Friday 3 January 2014

Tough Aul' Birds

I promised to report back on the 'Duxelle' (mushroom and ham based) stuffing Liz created to use up some of our mushroom glut, using the Darina Allen (Ballymaloe Cookery School) recipe, and I am happy to report that it was delicious. Full of flavour, too, was the roast chicken it accompanied, being the tiny carcass of the Sussex Ponte bird we culled just before New Year because she had injured her self 'beyond repair', possibly the rather bedraggledy girl we knew as 'Baldy' last summer. I can not be as complimentary as this about the texture of this bird - we were both really surprised at the toughness of the meat. She had received a fairly standard roast having been spatch-cocked and looked 'normal' but as soon as we started to attack it we were switching to sharp steak knives to cut meat from bone. The meat thus cut was very good and perfectly edible but it was a struggle to bite through the skin and we ended up ripping our half (each) to pieces with our hands and teeth, Medieval Banquet style.

Of course we quickly worked out that these Sussex Pontes, our old originals obtained at point of lay (20 weeks old) in May 2012, are 2 years old, easily the oldest chicken we have ever eaten. Standard commercial birds are pushed to killing weights in just a couple of months, commercial free range and organic birds more like 80-100 days and our own Hubbards were being eaten at between 100 and 140 days. This is why, of course, there are recipes around like 'Coq au Vin' designed to slowly cook a sinewy old bird to edible tenderness. We will know for next time and not try to fast-roast our 'geriatrics'; Heaven knows what the Marans birds will be like - they are more like 6 years old! Ah well, Baldy was left with plenty of meat on her bones when we'd finished our Medieval gnawing (and we were perfectly well fed on the meat we had eaten and the good range of veg accompanying her and the Duxelle stuffing) so she went into the stock pot and got the hours of gentle simmer she'd really needed.

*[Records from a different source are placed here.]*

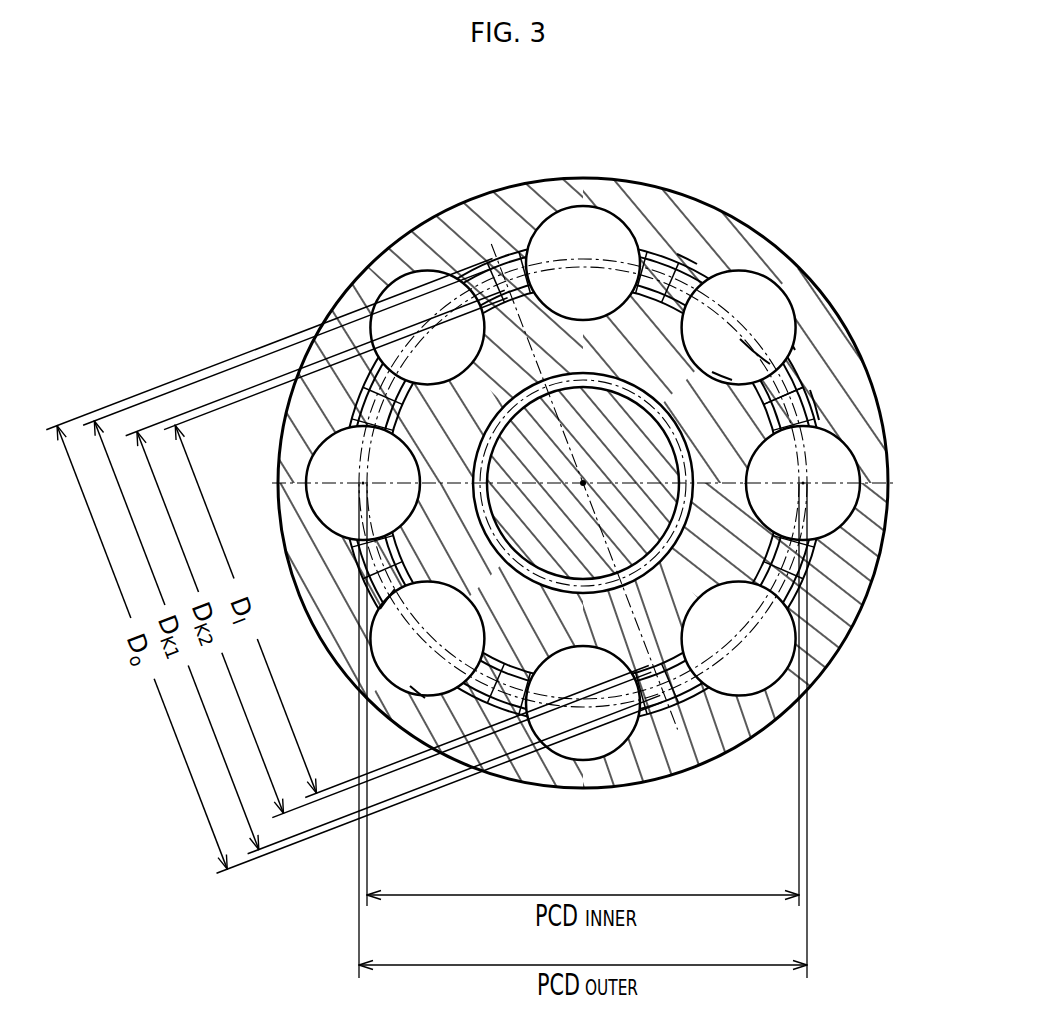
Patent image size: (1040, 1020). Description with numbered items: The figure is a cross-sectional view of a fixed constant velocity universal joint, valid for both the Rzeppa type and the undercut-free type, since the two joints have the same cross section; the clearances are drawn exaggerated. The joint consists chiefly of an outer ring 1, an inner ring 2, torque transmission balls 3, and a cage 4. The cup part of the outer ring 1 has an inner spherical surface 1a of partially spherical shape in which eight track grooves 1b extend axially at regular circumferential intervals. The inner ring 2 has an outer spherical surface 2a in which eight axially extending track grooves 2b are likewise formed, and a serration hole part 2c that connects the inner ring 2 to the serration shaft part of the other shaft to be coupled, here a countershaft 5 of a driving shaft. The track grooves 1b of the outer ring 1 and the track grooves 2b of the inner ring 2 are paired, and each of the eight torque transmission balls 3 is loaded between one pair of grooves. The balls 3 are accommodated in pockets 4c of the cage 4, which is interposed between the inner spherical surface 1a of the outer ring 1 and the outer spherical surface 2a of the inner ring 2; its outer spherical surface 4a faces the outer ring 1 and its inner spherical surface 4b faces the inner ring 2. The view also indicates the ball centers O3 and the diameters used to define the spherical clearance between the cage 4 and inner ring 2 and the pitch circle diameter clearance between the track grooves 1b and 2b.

The outer ring 1 is at (412, 202).
The inner spherical surface 1a is at (395, 589).
The track grooves 1b is at (410, 686).
The inner ring 2 is at (770, 364).
The outer spherical surface 2a is at (697, 264).
The track grooves 2b is at (732, 378).
The serration hole part 2c is at (632, 399).
The torque transmission balls 3 is at (313, 443).
The cage 4 is at (814, 406).
The outer spherical surface 4a is at (818, 418).
The inner spherical surface 4b is at (795, 350).
The pockets 4c is at (807, 403).
The countershaft 5 is at (657, 528).
The ball center O3 is at (806, 479).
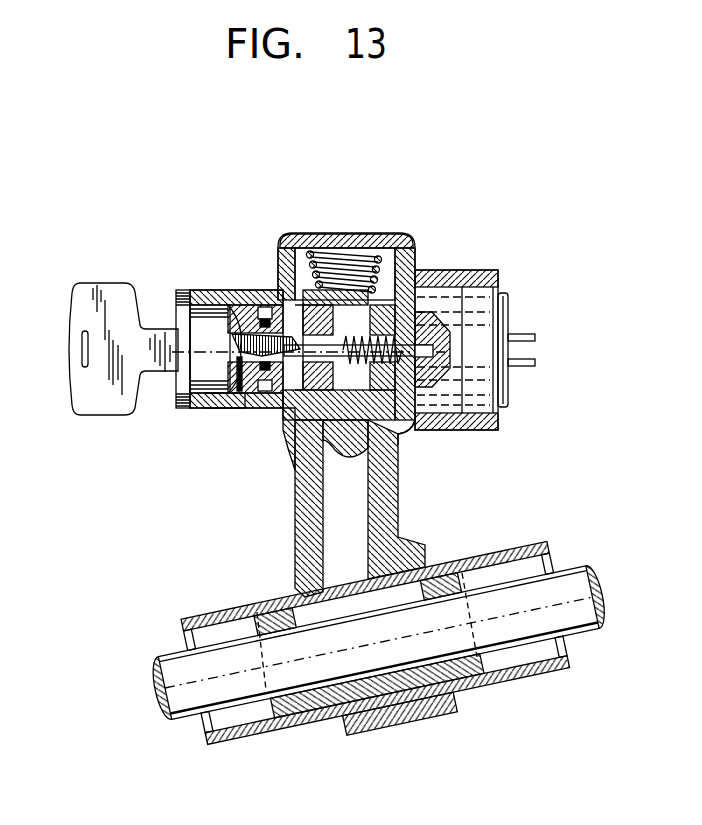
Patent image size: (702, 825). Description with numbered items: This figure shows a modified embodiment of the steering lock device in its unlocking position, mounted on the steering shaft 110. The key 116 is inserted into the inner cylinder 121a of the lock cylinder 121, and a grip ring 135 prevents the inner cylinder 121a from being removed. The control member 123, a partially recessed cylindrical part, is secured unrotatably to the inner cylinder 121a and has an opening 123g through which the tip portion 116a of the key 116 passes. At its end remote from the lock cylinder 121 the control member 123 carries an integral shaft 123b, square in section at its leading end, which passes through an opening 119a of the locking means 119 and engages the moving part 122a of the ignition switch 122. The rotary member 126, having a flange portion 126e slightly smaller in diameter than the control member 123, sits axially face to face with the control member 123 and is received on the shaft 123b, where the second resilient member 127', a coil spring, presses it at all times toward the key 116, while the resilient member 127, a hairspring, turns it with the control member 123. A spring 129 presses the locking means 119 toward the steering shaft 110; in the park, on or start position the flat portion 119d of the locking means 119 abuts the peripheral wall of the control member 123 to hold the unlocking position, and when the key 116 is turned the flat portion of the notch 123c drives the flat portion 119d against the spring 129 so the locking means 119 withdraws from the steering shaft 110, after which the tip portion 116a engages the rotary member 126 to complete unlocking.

The steering shaft 110 is at (172, 666).
The key 116 is at (80, 318).
The tip portion of the key 116a is at (228, 333).
The locking means 119 is at (355, 513).
The opening of the locking means 119a is at (390, 236).
The flat portion of the locking means 119d is at (300, 237).
The lock cylinder 121 is at (200, 333).
The inner cylinder 121a is at (228, 408).
The ignition switch 122 is at (485, 290).
The moving part of the ignition switch 122a is at (450, 350).
The control member 123 is at (280, 292).
The shaft 123b is at (398, 433).
The notch 123c is at (280, 258).
The opening 123g is at (283, 400).
The rotary member 126 is at (300, 395).
The flange portion 126e is at (305, 433).
The resilient member 127 is at (319, 296).
The second resilient member 127' is at (399, 268).
The spring 129 is at (346, 232).
The grip ring 135 is at (232, 408).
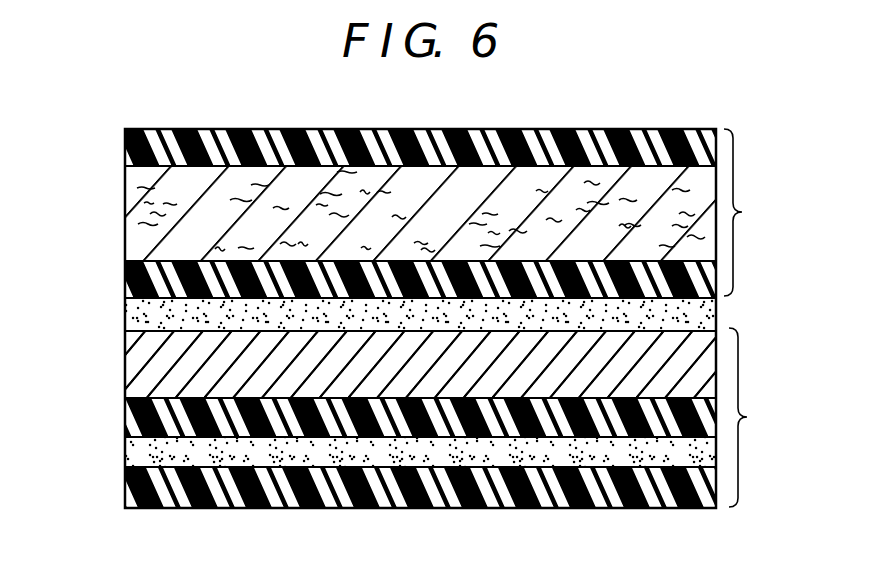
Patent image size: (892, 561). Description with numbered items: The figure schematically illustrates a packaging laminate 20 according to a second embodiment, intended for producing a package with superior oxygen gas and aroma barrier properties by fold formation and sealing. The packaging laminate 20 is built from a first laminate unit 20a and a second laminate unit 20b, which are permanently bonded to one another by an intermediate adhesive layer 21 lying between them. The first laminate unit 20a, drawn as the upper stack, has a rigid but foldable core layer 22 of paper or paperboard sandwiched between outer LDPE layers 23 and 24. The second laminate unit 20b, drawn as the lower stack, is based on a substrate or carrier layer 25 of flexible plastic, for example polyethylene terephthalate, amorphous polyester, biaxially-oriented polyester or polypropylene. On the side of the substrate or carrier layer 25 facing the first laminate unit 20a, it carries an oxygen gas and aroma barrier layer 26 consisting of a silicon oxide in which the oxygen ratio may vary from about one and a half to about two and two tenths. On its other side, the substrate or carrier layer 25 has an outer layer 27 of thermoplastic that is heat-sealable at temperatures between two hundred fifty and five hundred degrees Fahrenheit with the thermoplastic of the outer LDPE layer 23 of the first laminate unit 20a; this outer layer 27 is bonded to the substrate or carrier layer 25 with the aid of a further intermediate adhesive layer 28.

The packaging laminate 20 is at (733, 97).
The first laminate unit 20a is at (767, 212).
The second laminate unit 20b is at (771, 417).
The intermediate adhesive layer 21 is at (125, 316).
The core layer 22 is at (125, 210).
The outer LDPE layer 23 is at (125, 143).
The outer LDPE layer 24 is at (125, 277).
The substrate or carrier layer 25 is at (125, 414).
The oxygen gas and aroma barrier layer 26 is at (125, 362).
The outer layer of thermoplastic 27 is at (125, 487).
The intermediate adhesive layer 28 is at (125, 450).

Meanwhile our inner 'tough aul' birds' have been called on over the last couple of days as a result of the weather. Last night another 'orange warning' wind storm came through and blew a hole in my theory that the outbuildings are safe enough as long as the wind is from the south. We heard the mild clang in the dark of a sheet of corrugated iron going air-borne and the dogs woke up and started fretting. In the dark at half six or so, I ventured out with dogs to check on things (the dogs only because dogs fretting in the night can mean that someone has an upset bowel and if they can't get out you will end up cleaning up 'accidents' indoors). Our way up the cattle race was blocked by a long sheet of corrugated iron and a quick scan with the torch showed me that the chickens had lost a roof panel. I think it had simply shaken loose on its nails and slid down like an avalanche to land in the yard; the wooden frame of the roof there is quite badly rotted and probably long overdue replacement. In the dark, though, with the wind blowing a hooley and the rain coming down, there was not a lot I could do - the chickens were all OK not being directly below the new hole. I went back to bed to sweat out the wind noises and pray that no more panels went for a fly about.

That was our job, then, for the morning, trying to shore up and replace rotted roof timbers, then slide the sheeting back up its 'slot' and fasten it down with new screws and waterproof washers. Luckily the wind had abated a lot and the rain was now in bands between which you could nip out and scramble reasonably safely on roof ladders. It remains to be seen whether our repair will hold, the forecast has several more wind systems coming through. Mercifully, we only lost a roof panel and that not damaged. The internet and news are full of homes flooded, power lines down, rivers bursting their banks and coast roads impassable. Our sympathies to anyone who is really struggling through all this. We also take our hats off to the earlier Irish resident 'tough aul' birds' who survived all this kind of weather and mud without the benefit of modern outdoor clothing, power tools, light aluminium ladders and Posidrive screws.

Christmas is all over. The tree has been stripped of its finery and now languishes on the pile of 'sneddings' awaiting its fate on the range fire. The tinsel, baubles, pine cones and fairy lights are back in their crates in the Utility Room till next time. The cards are in the recycling. The Christmas Cake is all gone, the huge pud is cut up into sensible one-meal portions and frozen. Liz had blitzed through the house sweeping up the shed pine needles, pieces of dog-chewed decorations and rescuing the (thankfully plastic these days) silver baubles which we'd displayed artistically in a big bowl on the coffee table. Blue the cat had invented a good game of scooping them out of the bowl with a front paw and watching them roll onto the floor, whence they ended up under the sofa, the settee and the tree. Thank you, Blue, we have retrieved them all now.